Enfâl Suresi - 2-3 . Ayet Tefsiri

Ayet


  • اِنَّمَا الْمُؤْمِنُونَ الَّذٖينَ اِذَا ذُكِرَ اللّٰهُ وَجِلَتْ قُلُوبُهُمْ وَاِذَا تُلِيَتْ عَلَيْهِمْ اٰيَاتُهُ زَادَتْهُمْ اٖيمَاناً وَعَلٰى رَبِّهِمْ يَتَوَكَّلُونَۚ
    ﴿٢﴾
  • اَلَّذٖينَ يُقٖيمُونَ الصَّلٰوةَ وَمِمَّا رَزَقْنَاهُمْ يُنْفِقُونَؕ
    ﴿٣﴾

Meal (Kur'an Yolu)


﴾2﴿
Müminler o kimselerdir ki, Allah’ın adı anıldığında yürekleri titrer, kendilerine Allah’ın âyetleri okunduğunda bu onların imanlarını arttırır. Onlar yalnızca rablerine güvenirler.
﴾3﴿
Namazlarını özenle kılarlar, kendilerine verdiğimiz şeylerden bir kısmını Allah yolunda harcarlar.

Tefsir (Kur'an Yolu)


Dünya bir imtihan yeri, dünya hayatı da imtihandır. İnsanlar çeşitli imkân ve nimetleri kullanma, emirlere itaat, yasaklardan kaçınma, felâket, musibet ve kayıplar karşısında tercih edilen tutum ve davranışlar bakımından imtihan edilmektedirler. Sahâbîlerden bir kısmının savaş ganimeti konusundaki beklentileri, bu beklentiler gerçekleşmeyince takındıkları tavır, kâmil iman ve takvâ sahibi müminlere yakışmadığı, imtihanda eksik puan almaya sebep olabileceği için “gerçek ve kâmil müminlerin sahip olmaları gereken nitelikler” konusunda bir açıklamayı gerekli kılmıştır.

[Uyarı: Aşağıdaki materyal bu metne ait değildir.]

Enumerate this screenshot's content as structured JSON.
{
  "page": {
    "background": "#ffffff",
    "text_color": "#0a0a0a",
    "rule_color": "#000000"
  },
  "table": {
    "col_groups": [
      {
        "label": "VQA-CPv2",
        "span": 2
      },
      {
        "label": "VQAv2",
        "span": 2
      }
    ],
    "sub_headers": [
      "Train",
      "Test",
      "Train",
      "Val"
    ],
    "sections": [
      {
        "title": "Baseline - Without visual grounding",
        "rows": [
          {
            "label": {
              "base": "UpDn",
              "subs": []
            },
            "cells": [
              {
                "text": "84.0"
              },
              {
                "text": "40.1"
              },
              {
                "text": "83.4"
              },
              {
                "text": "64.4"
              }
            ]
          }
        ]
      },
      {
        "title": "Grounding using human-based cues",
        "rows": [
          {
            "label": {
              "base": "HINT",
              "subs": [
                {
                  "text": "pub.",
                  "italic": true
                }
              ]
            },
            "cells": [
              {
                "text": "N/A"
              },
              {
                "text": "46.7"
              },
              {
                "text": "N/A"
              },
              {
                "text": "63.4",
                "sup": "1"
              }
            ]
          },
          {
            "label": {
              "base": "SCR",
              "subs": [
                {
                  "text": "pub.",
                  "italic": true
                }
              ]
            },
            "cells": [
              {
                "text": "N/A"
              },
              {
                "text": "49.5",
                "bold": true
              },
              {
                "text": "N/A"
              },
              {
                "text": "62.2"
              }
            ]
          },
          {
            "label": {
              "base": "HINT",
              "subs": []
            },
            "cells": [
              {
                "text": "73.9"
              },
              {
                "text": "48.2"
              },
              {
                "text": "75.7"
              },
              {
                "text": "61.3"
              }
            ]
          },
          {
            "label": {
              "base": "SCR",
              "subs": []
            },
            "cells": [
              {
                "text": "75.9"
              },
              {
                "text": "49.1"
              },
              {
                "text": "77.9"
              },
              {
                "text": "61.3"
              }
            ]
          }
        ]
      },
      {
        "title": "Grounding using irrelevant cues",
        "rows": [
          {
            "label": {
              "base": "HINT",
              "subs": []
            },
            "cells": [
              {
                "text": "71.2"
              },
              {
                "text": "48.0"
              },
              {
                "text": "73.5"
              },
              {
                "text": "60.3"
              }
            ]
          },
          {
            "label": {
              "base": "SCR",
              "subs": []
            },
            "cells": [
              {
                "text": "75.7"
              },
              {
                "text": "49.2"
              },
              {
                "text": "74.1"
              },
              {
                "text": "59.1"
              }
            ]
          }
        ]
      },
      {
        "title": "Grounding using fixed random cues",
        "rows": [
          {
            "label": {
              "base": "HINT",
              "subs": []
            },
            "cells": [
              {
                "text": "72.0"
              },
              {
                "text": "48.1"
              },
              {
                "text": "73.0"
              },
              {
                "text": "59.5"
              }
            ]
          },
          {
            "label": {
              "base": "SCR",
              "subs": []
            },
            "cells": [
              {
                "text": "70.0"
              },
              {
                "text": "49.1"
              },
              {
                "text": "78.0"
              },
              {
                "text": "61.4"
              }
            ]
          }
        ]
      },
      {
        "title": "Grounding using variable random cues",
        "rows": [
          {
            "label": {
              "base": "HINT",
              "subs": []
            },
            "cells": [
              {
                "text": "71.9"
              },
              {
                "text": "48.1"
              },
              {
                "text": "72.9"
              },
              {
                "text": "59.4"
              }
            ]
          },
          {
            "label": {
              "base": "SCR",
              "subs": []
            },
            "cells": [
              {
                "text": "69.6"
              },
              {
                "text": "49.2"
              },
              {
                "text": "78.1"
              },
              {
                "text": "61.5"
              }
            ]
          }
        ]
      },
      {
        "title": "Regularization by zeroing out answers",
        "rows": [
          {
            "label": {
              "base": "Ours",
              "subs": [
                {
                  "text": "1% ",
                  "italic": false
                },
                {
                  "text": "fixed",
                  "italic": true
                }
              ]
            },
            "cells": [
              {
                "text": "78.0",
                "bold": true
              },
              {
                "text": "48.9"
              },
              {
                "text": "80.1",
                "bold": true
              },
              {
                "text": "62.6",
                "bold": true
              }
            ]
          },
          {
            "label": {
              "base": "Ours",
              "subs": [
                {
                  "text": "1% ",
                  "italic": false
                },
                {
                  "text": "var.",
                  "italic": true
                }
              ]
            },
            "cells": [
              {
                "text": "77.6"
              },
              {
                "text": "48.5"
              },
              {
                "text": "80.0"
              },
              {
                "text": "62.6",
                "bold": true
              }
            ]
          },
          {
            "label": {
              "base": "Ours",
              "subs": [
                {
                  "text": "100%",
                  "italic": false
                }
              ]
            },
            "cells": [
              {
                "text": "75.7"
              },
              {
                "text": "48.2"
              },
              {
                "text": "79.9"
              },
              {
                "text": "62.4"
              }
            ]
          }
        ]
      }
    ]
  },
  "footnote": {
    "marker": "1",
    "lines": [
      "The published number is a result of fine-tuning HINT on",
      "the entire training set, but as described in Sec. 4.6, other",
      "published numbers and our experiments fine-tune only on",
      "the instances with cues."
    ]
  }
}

Burada gerçek müminlerin beş vasfı açıklanmış, arkasından da bunları gerçekleştiren ve imtihanı kazananların elde edecekleri sonuç ve ödüller bildirilmiştir: 1. Kâmil mânada mümin olanların imanlarıyla duyguları arasında bir etkileşim vardır; Allah’ı andıklarında, kendilerine Allah’tan söz edildiğinde heyecan duyarlar, gönüllerinde korku ile coşku karışımı duygular oluşur. 2. Allah’ın âyetleri okundukça hem yeni bilgiler edinir ve bunlara da iman etmek suretiyle inançlarını nicelik yönünden arttırırlar hem de her bir âyet, ihtiva ettiği incelik, güzellik, hikmet ve bilgiler sebebiyle Kur’an’ın Allah’tan geldiğine delil teşkil ettiği için nitelik yönünden imanlarını güçlendirirler. 3. Müminler de mal, mülk, evlât, eş dost edinirler, fakat onların dayanıp güvendikleri bu fâni varlıklar değil, her şeyi yaratan ve mülkün gerçek sahibi olan Allah’tır. 4. Namaz, Allah ile kurulan bağın gerçekleştiği en uygun ve en güzel vasıta olduğu için onu büyük bir özenle ifa etmeye çalışırlar. 5. Allah’ın verdiği rızıktan kendileri yararlandıkları gibi yakından uzağa doğru başkalarının da ondan yararlanmasına imkân verirler; nafaka, zekât ve sadaka verme, vakıf kurma, ödünç verme ve kullandırma, ikram etme gibi malî vazife, yardım ve iyilikleri ihmal etmezler.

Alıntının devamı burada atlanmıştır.